Europa ist in die Enge getrieben. Schließt man sich nicht stärker zusammen, wenn man in die Enge getrieben ist? Manchmal. Manchmal führt eine Krise aber auch nur zu verschärften Verteilungskämpfen.

Das ist es, was wir in diesen Tagen erleben. Die Krise Europas existiert seit Jahren. Ich habe sie immer einmal wieder thematisiert (Links zu diesen Artikeln finden Sie in "Die EU schadet der Europa-Idee". Findet Roman Herzog; ZR vom 15. 1. 2010). Jetzt scheint diese Einsicht auch die Kommentatoren unserer Medien erreicht zu haben. Thomas Kirchner heute in sueddeutsche.de:
Es ist so faszinierend wie beängstigend, welche Beschleunigungskraft Krisen innewohnt. Innerhalb von drei Jahren haben sich die Verhältnisse in der Europäischen Union schneller verändert als je zuvor. Das vereinigte, integrierte Europa ist Vergangenheit. Um es mit Joschka Fischer zu sagen: Vergesst diese EU.
In der Tat hat gerade die Griechenland-Krise, die an der Oberfläche - Stichwort: Transferunion - ein engeres Zusammenwachsen Europas zu signalisieren scheint, mit unerbittlicher Klarheit sichtbar gemacht, daß es kein geeintes Europa gibt.

Es gibt nach wie vor ein Europa der Nationalstaaten, die ihren eigenen Interessen folgen. Das ist nichts Negatives; schließlich sind die jeweiligen Regierungen auf das Wohl der Nation vereidigt und nicht auf das Wohl Europas. Eine deutsche Kanzlerin, welche die Interessen Europas über diejenigen Deutschlands stellen würde, müßte sich fragen lassen, wie sie es denn mit ihrem Amtseid hält.

Aber die Träume von 1989 sind damit eben ausgeträumt. Die naive Vorstellung von einem Europa, in dem alle ganz lieb miteinander sind, jeder von Freunden umzingelt und alle gemeinsam eine Weltmacht des Friedens bildend - dieses infantile Wunschdenken ist zerstoben.



Was bedeutet das für den von Oswald Spengler erwarteten Niedergang des Abendlandes? Nicht unbedingt etwas Schlechtes.

Ein europäischer Staat aus 27 (bald vielleicht noch ein paar mehr; Serbien beispielsweise scharrt mit den Hufen) Bundesstaaten wäre ein Monstrum geworden. Nicht fähig zum Überleben; erstickend an einer Bürokratie, die aber andererseits allein in der Lage gewesen wäre, dieses Wahnsinnsgebilde zusammenzuhalten. So, wie das Zarenreich, das Habsburger Reich, das Reich der Osmanen, allein durch Bürokraten und Militärs zusammengehalten wurden (siehe Zerfällt Europa?; ZR vom 3. 11. 2011).

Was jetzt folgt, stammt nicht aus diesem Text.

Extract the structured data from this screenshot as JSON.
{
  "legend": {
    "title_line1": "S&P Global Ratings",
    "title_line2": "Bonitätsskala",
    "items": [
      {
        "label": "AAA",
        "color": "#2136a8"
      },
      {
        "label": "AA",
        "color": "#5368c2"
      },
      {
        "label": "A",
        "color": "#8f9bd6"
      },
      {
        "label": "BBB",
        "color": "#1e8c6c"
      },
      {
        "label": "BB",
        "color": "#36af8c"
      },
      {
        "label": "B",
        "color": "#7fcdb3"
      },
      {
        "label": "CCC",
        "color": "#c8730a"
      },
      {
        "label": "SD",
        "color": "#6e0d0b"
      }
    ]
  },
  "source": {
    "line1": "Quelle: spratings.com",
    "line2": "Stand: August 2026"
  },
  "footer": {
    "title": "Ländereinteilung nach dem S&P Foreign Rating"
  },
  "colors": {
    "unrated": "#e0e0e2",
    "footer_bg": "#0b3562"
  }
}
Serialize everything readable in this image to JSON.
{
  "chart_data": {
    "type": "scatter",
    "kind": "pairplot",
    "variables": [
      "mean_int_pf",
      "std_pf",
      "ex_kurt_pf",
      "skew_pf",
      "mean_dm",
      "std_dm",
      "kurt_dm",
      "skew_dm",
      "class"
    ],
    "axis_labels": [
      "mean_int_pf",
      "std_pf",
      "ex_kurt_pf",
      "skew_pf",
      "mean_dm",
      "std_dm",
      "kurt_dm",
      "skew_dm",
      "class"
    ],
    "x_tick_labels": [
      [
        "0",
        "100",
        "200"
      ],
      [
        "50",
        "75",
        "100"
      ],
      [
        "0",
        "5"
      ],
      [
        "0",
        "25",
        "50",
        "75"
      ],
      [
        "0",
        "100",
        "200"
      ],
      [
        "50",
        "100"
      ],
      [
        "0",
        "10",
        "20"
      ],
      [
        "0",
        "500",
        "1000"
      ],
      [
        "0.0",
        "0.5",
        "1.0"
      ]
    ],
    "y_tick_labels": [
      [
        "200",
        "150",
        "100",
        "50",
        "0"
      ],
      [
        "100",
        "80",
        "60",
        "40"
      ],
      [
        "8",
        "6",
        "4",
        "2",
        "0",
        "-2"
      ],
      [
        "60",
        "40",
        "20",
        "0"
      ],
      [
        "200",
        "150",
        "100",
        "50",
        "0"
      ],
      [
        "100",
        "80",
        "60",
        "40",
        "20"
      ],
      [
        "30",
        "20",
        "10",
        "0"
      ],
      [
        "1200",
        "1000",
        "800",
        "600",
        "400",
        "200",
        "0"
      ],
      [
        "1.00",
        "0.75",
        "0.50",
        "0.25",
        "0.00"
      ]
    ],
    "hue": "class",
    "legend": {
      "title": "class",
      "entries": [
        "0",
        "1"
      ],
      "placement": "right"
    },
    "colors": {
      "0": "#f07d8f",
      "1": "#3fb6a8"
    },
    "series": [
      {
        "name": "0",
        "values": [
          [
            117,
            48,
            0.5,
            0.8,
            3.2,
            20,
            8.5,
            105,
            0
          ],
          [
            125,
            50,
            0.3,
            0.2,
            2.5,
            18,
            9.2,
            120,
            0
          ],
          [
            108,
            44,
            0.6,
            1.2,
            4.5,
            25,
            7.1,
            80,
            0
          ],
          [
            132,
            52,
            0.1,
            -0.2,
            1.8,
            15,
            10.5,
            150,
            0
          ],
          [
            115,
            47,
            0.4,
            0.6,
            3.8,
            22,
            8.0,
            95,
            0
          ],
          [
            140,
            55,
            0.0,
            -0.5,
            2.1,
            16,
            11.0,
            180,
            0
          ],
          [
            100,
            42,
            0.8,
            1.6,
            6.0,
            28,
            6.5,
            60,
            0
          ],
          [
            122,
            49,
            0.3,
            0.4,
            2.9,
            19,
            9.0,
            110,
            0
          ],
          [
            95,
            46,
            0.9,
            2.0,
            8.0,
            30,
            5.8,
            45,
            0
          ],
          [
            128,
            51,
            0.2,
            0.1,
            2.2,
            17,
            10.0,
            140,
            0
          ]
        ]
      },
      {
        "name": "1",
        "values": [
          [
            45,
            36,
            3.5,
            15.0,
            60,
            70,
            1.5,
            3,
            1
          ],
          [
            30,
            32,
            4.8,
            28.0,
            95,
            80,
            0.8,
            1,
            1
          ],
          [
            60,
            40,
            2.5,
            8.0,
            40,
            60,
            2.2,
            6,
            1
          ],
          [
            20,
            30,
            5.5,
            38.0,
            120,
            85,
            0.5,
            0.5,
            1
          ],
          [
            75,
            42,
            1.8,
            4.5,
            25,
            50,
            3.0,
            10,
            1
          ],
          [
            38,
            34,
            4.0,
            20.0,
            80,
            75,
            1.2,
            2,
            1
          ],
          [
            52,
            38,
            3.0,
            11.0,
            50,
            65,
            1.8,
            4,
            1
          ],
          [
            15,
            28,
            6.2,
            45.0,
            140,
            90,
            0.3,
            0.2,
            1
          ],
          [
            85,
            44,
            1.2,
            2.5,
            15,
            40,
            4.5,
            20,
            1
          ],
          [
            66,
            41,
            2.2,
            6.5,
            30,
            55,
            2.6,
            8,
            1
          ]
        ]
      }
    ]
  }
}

Wenn dieser Wahnwitz eines europäischen Monstergebildes jetzt beerdigt wird, sollte man an seinem Grab keine Träne weinen.

Was kommen wird, weiß niemand. Vielleicht wird es Bündnisse von Staaten geben, die ähnliche Traditionen und ähnliche Interessen haben (siehe Deutschland - Verbündeter Rußlands oder Vormacht Europas? Die geteilten Staaten von Europa; ZR vom 30. 6. 2011).

Vielleicht werden sich die Staaten Europas wieder mehr auf ihre nationalen Traditionen besinnen; miteinander kooperierend, ohne daß man sich aber von Brüssel regieren läßt. Vielleicht kommt es auch zu einer ganz anderen Entwicklung. Im schlimmsten Fall wird Deutschland wieder einmal versuchen, Europa zu dominieren. Krisen haben es an sich, daß nur Scharlatane meinen, sie könnten ihren Ausgang vorhersagen.

Und der Niedergang des Abendlandes? Er ist so oder so im Gang. Das europäische Zeitalter ist zu Ende, und mit ihm das amerikanische; das Zeitalter dieses Ablegers unserer abendländischen Kultur.

Das ist kein Grund zum Jammern. Es ist allerdings ein Grund zum Realismus. Ein Europa, das immer noch mit erhobenem Zeigefinger meint, als praeceptor mundi auftreten zu können, macht sich lächerlich.

Unser Niedergang muß, wie Spengler es anmerkte, keine Katastrophe sein. Nur müssen wir so bescheiden werden, wie es einer Kultur im Niedergang zusteht.